Image credit: Cleveron
The increase in online shopping is driving retailers to look for new ways to fulfill customer orders. This year has marked a growth explosion of deliveries, curbside pick-up, and in-store pick-up as consumers reduce in-person interactions.
Grocery stores face a unique set of challenges because food items must be stored at various temperatures, and the order must be available for timely retrieval without languishing. Add contactless pickup into the mix, and the stakes get even higher.
New technologies are allowing grocery stores to expand pick-up options for customers. Albertsons Companies, one of the largest grocery conglomerates in the US, has installed a standalone automated pick-up kiosk at one of its Jewel-Osco grocery stores in Chicago. The temperature-controlled robotic kiosk, called the Cleveron 510, was created by Estonia-based Cleveron and installed by Telaid, a system integrator based in Niantic, CT.
A New Kind of Corner Store
The Cleveron 510 has two temperature zones to store both fresh and frozen foods. The footprint is about 20 feet by six feet, and one end has the user console flanked by two glass doors, in which storage bins are placed. A future version expected later this year will double the length and include an ambient temperature zone.
Customers place online orders and choose a two-hour pick-up time frame. Store employees fulfill the order, place the bagged items in bins (fresh separate from frozen), and bring the bins to the kiosk. To load the Cleveron 501, the store employee registers at the user console. A robotic conveyor sends empty bins to the front to be swapped for filled bins for new orders. Employees are also notified of orders not retrieved within their timeslot.
The employee scans the barcode located on each bin of groceries. That bin is placed in the user console and robotically transferred to the appropriate temperature capsule. The barcode contains customer, location, and storage zone data. The retailer’s backend system can be integrated with the Cleveron software system, or the data can be entered manually.
Image credit: Cleveron
When scanned at the Cleveron kiosk, the barcode triggers a message to the customer containing a pickup code. The customer can scan the QR code or enter the passcode on the console touch screen. A robotic arm in the unit collects the corresponding bins from the two capsules and delivers them to the doors by the user console for customer retrieval.
Customer Pickup Options
Retailers can restrict items for pickup, such as alcohol products, to ensure federal compliance. Cleveron is developing an artificial intelligence solution that uses cameras and facial recognition technology to flag potential underage buyers.
The Jewel kiosk sits in the store’s parking lot, so employees and customers can access it easily, but it could be placed near a busy intersection, food desert, or other location. One big advantage the robotic kiosk solves is the cost of last mile delivery. The Cleveron 501 can house 120 totes, and the larger iteration will store 330 totes. By comparison, a standard delivery van holds the equivalent of about 70 totes.

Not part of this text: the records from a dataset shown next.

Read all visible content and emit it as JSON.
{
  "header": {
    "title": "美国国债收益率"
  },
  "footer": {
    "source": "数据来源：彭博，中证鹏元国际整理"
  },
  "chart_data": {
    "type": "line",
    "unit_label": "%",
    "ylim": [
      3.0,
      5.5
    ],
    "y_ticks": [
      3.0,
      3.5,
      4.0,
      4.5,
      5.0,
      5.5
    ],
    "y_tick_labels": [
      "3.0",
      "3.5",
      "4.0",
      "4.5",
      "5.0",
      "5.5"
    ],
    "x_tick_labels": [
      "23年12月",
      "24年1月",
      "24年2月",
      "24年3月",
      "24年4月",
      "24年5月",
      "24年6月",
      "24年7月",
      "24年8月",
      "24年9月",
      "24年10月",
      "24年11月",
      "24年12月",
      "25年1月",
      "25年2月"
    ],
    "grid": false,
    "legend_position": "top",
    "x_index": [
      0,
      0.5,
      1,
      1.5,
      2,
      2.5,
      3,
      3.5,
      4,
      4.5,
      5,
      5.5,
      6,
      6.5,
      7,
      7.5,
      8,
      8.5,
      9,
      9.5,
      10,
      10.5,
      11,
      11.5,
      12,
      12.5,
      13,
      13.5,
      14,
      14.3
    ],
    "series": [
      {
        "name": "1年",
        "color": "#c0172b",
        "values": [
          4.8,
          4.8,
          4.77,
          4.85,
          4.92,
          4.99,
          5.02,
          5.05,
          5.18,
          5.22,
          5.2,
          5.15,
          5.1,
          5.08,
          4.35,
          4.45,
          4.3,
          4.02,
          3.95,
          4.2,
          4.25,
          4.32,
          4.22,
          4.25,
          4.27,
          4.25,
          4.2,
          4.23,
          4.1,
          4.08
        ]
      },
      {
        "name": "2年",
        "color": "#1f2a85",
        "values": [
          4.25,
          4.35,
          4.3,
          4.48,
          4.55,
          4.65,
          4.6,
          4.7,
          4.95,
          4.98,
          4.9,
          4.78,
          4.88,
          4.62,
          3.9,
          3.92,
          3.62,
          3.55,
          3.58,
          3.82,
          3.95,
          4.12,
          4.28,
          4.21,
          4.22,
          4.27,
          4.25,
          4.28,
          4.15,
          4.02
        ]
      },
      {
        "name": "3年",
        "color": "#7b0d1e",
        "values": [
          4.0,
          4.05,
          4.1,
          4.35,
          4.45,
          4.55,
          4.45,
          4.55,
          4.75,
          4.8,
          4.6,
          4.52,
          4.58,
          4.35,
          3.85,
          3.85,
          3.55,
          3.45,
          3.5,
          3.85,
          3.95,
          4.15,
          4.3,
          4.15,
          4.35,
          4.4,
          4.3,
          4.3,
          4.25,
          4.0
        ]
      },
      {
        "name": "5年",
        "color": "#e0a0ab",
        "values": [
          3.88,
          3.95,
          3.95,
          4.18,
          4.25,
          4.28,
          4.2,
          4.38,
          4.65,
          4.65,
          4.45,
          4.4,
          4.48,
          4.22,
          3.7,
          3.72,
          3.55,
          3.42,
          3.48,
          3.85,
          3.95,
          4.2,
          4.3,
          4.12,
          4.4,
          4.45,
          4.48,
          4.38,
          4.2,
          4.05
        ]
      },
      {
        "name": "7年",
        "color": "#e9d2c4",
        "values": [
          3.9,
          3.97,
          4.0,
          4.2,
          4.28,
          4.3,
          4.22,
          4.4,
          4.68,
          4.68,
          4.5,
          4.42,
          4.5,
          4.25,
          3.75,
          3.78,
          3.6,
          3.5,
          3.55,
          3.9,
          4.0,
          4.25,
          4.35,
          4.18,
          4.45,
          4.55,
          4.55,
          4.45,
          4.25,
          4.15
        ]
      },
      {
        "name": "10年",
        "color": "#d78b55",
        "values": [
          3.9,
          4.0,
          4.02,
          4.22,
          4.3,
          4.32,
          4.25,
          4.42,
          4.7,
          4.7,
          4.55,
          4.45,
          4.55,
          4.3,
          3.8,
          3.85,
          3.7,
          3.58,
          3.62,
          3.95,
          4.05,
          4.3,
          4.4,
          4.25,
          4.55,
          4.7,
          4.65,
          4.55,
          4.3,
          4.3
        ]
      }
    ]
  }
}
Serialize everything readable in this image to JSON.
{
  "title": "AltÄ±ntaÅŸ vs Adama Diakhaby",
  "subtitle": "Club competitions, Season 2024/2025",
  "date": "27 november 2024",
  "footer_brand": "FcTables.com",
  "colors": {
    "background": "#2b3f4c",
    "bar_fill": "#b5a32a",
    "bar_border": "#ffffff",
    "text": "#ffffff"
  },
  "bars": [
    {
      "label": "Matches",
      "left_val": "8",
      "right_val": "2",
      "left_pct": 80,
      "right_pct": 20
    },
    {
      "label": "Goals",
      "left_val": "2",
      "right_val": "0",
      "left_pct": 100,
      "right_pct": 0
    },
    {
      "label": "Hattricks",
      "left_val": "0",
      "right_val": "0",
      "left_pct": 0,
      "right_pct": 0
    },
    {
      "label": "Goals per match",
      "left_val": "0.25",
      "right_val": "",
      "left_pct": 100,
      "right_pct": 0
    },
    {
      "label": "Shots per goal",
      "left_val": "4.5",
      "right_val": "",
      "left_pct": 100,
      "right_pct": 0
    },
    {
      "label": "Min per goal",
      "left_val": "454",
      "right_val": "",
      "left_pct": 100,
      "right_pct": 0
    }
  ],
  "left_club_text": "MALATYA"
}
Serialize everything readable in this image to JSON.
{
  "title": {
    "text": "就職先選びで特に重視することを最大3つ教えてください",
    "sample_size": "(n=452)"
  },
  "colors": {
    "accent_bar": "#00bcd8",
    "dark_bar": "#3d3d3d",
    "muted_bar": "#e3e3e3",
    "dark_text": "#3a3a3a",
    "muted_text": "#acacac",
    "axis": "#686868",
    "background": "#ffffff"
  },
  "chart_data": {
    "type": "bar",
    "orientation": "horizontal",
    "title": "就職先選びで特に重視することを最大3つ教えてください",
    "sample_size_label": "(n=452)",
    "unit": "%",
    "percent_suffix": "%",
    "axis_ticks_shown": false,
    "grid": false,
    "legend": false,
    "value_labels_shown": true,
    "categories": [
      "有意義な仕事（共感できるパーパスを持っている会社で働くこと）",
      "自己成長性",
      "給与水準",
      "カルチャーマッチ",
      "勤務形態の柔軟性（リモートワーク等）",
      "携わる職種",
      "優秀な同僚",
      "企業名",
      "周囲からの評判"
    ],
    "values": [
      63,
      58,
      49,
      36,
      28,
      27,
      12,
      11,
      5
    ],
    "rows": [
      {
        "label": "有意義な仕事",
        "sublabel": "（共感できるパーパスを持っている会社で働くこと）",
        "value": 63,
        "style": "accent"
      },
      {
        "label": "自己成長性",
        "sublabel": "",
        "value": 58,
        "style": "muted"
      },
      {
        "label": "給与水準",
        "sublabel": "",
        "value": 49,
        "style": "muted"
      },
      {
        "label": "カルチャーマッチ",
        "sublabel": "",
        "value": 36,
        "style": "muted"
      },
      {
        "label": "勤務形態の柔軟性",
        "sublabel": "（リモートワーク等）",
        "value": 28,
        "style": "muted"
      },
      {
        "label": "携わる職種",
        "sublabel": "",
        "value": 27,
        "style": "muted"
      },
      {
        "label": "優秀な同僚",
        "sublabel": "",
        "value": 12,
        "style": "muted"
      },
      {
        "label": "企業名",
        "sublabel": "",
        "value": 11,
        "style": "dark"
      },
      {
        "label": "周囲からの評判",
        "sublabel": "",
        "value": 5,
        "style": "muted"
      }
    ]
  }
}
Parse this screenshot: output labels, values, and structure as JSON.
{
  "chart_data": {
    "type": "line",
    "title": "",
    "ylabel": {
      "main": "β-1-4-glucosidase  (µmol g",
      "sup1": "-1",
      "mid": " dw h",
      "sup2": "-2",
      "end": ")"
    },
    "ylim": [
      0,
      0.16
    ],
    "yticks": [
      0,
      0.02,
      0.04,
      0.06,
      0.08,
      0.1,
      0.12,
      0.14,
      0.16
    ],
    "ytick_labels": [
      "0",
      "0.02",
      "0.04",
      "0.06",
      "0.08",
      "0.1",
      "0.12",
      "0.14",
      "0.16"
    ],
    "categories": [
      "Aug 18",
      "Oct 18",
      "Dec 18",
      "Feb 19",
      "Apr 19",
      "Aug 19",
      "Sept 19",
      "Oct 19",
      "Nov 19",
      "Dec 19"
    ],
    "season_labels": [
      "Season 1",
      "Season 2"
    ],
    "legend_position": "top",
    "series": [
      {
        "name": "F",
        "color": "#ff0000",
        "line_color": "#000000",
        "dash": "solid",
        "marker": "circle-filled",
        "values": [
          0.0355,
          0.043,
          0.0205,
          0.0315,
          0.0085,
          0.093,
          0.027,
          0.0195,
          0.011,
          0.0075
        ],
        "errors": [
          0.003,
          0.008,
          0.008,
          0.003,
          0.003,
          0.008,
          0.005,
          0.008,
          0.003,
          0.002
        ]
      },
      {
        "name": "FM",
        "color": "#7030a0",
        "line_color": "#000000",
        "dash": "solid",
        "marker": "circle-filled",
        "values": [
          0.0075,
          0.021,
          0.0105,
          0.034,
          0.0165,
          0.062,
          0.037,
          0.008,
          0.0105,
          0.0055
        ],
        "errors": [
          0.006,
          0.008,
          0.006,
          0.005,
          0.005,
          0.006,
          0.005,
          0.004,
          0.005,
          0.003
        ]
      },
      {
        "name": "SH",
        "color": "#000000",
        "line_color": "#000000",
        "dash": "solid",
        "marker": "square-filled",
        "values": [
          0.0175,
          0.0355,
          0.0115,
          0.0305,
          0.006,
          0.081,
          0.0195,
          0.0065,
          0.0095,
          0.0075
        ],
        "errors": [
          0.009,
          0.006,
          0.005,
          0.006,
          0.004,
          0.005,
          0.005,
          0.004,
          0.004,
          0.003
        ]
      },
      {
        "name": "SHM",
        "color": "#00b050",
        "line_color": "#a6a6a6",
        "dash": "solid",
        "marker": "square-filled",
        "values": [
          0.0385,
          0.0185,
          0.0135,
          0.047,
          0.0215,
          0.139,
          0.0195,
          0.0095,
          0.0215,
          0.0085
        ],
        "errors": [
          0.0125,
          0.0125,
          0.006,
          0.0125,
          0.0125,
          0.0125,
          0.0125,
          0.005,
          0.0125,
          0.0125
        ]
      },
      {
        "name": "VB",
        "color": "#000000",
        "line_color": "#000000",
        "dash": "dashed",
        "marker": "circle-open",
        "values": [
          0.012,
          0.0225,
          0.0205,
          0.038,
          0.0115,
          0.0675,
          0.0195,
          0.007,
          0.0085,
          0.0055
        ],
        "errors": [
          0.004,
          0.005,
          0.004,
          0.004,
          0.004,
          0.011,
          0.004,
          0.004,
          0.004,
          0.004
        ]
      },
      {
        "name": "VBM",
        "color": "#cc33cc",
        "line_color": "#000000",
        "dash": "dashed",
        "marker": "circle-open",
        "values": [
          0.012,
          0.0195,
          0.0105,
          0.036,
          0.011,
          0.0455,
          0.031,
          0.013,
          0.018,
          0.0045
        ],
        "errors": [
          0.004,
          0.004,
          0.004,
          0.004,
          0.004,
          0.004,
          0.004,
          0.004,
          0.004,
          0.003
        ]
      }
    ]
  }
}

The U.S. online grocery market is expected to reach $29.7 billion this year and is projected to climb to $59.5 billion by 2023. When the pandemic hit in March 2020, online grocery sales shot up 233 percent to $4 billion. In August 2020, sales were $5.7 billion, a 375 percent increase from the year prior. With that kind of market growth, it’s no surprise that retailers are racing to expand their automated pickup service.